Contributor of the Month: Yvan Le Bras
Citizen Science and Galaxy for Ecology
By Björn Grüning
October 1st 2018
This month we welcome Yvan Le Bras, also called the magic Yvan (@yvanlebras) as our Galaxy contributor of the Month! Yvan is a long time community member and PI of the GalaxyE project for Ecology data science. Yvan thanks for doing this interview with us, we are looking forward to learn more about you and your work!

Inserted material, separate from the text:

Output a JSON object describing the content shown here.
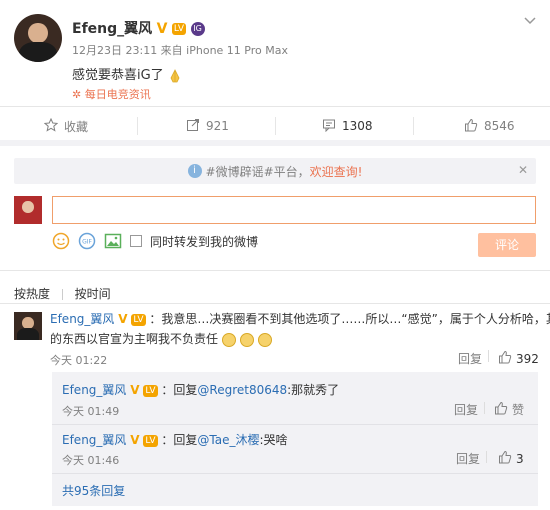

Originally a marine ecologist, learning molecular ecology aspect related to population genetics, I obtained a PhD in 2010 after 3 years devoted to quantitative genetics and functional genomics approach of rainbow trout capacities to cope with osmoregulation issues during transfer from freshwater to seawater. Postdoctoral opportunities drop me definitely deeper to the black matter of Bioinformatics and Biostatistics working for Biogenouest western France Life sciences core facilities network through INSERM and CNRS then at INRIA to build a first french e-Science centre dedicated to life sciences. This was the time for me to concretise a several year old project idea of creating the Enancio start-up. Then, a wonderful opportunity brought me back to my first love, ecology and conservation, working 2 years for the "65 Millions d'observateurs" national project coordinated by French National Museum of Natural History where was set-up the Galaxy-E initiative, initially devoted to citizen science projects related to Biodiversity. Now, my mission is to coordinate the national research infrastructure Pôle national des données de Biodiversité (PNDB), e-infrastructure in creation who will act as the French Biodiversity data hub.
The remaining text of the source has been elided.